Ami lecteur, n'y allons pas par quatre chemins, nous pouvons tout contrôler sauf le temps et, en ce qui me concerne, cette idée me rend gueu-din (j'ai beau cherché, il n'y a pas d'autres mots).
Qu'on le veuille ou non le temps passe plus vite : ces semaines, qui semblaient des années quand tu avais quatre ans et que tu te trépignais à l'approche de Noël, durent maintenant quelques heures seulement, juste le temps de bosser, lire quelques bouquins, faire deux-trois voyages, et voilà que les Champs-Elysées ont déjà revêtu leur tenue de fête. Alors quoi, te dis-je, c'est déjà l'hiver ? Un rapide bilan de ton année aura fini de te désespérer (tu auras, je le répète, bossé, lu quelques bouquins, fait deux-trois voyages. Tu n'auras concrétisé aucun des grands projets que tu mûris depuis des années pour changer le monde, tu n'auras respecté aucune des grandes résolutions que tu t'étais fixées, bref : une année médiocre, ni bonne, ni mauvaise à l'instar des journées qui défilent les unes après les autres et au cours desquelles tu bosses, tu lis et tu fais deux-trois voyages).

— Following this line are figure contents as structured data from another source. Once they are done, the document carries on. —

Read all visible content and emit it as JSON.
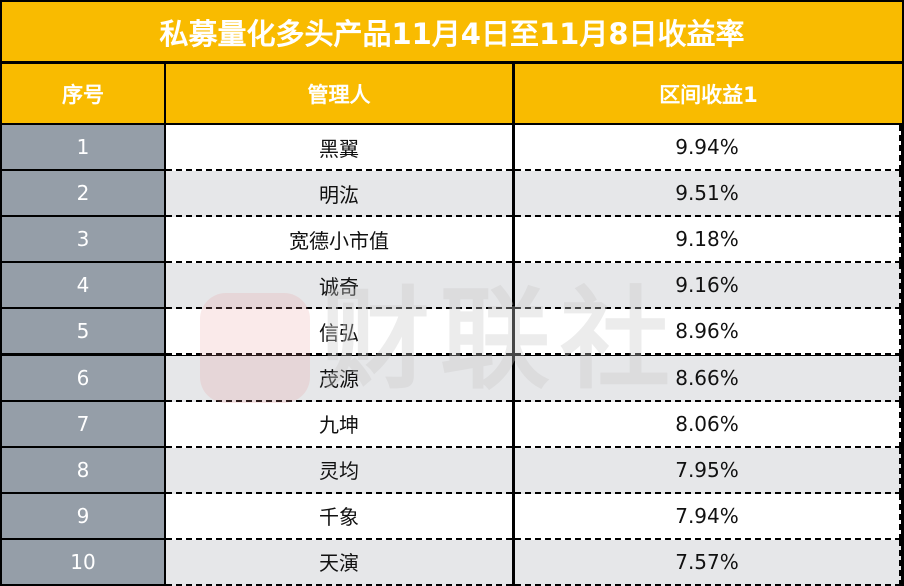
{
  "title": "私募量化多头产品11月4日至11月8日收益率",
  "headers": [
    "序号",
    "管理人",
    "区间收益1"
  ],
  "rows": [
    {
      "no": "1",
      "manager": "黑翼",
      "return": "9.94%"
    },
    {
      "no": "2",
      "manager": "明汯",
      "return": "9.51%"
    },
    {
      "no": "3",
      "manager": "宽德小市值",
      "return": "9.18%"
    },
    {
      "no": "4",
      "manager": "诚奇",
      "return": "9.16%"
    },
    {
      "no": "5",
      "manager": "信弘",
      "return": "8.96%"
    },
    {
      "no": "6",
      "manager": "茂源",
      "return": "8.66%"
    },
    {
      "no": "7",
      "manager": "九坤",
      "return": "8.06%"
    },
    {
      "no": "8",
      "manager": "灵均",
      "return": "7.95%"
    },
    {
      "no": "9",
      "manager": "千象",
      "return": "7.94%"
    },
    {
      "no": "10",
      "manager": "天演",
      "return": "7.57%"
    }
  ],
  "watermark": "财联社",
  "colors": {
    "header": "#f9bb00",
    "index_cell": "#959ea8",
    "alt_row": "#e6e7e9"
  }
}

Quand, plusieurs années de suite, le bilan te procure ce niveau de satisfaction, tu commences à te poser de sérieuses questions : quand viendra finalement le moment où j'accomplirai quelque chose de grand (pas forcément pour l'humanité, nous n'avons pas cette prétention)(mais après tout pourquoi pas). Sauf qu'à mesure que le temps passe, tu as l'impression d'avoir de moins en moins de temps. Ami lecteur, je suis navrée de plomber ta journée avec ces quelques lignes, mais c'est pourtant la vérité : nous n'avons jamais été plus près de la fin que maintenant et quand tu auras fini ce billet, tu auras cinq minutes de vie en plus et à fortiori cinq minutes en moins à vivre. Pas de temps à perdre donc.

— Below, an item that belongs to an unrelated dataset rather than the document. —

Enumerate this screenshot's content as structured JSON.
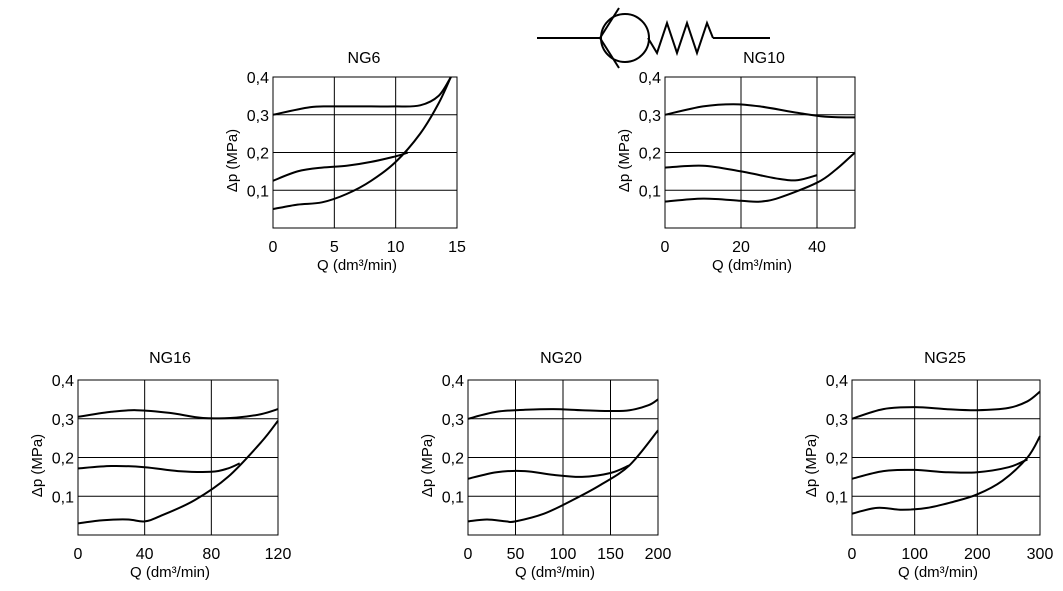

Pour pallier à cette énorme pression quotidienne, outre me tartiner le visage d'anti-ride à coup de truelle tous les matins pour tenter de tromper les signes du temps, j'essaie de garder le contrôle sur chaque plage horaire de mon agenda. Loin de m'exprimer comme 80% des parisiens - tour à tour " charrette " ou avec une " fenêtre de dispo " entre 15 et 16 - j'ai décidé dorénavant d'occuper mon temps aussi à des activités qui n'intéresseraient que mon bilan de fin d'année. D'aucuns appellent ça du " développement personnel ", moi j'appelle ça " foutez-moi la paix deux secondes ". Car voilà, depuis trop longtemps, dans ce monde où tout va plus vite, je n'ai pas une minute de répit : le téléphone sonne, on t'envoie un poke sur facebook, un mail sur ta boîte perso, un autre sur ta boîte pro, tu fais partie de vingt groupes whatsapp, on te contacte sur skype, facetime et viber de partout dans le monde et comme si ça ne suffisait pas, tu en rajoutes en twittant et retwittant frénétiquement les quelques articles que tu as eu vaguement le temps de survoler en t'ébouillantant avec ton café le matin même (pas le temps d'attendre qu'il ne refroidisse, et puis quoi encore). Si tu veux mon avis, nous sommes beaucoup trop sollicités au XXIème siècle, au point d'en devenir fou (béni le temps où on se déplaçait au rythme des calèches, où on s'écrivait des lettres à la main - pas plus d'une par jour - où on savait tout simplement prendre le temps de vivre. Bref le temps où nous n'étions pas là à poster des photos de chat sur les réseaux sociaux comme des cons).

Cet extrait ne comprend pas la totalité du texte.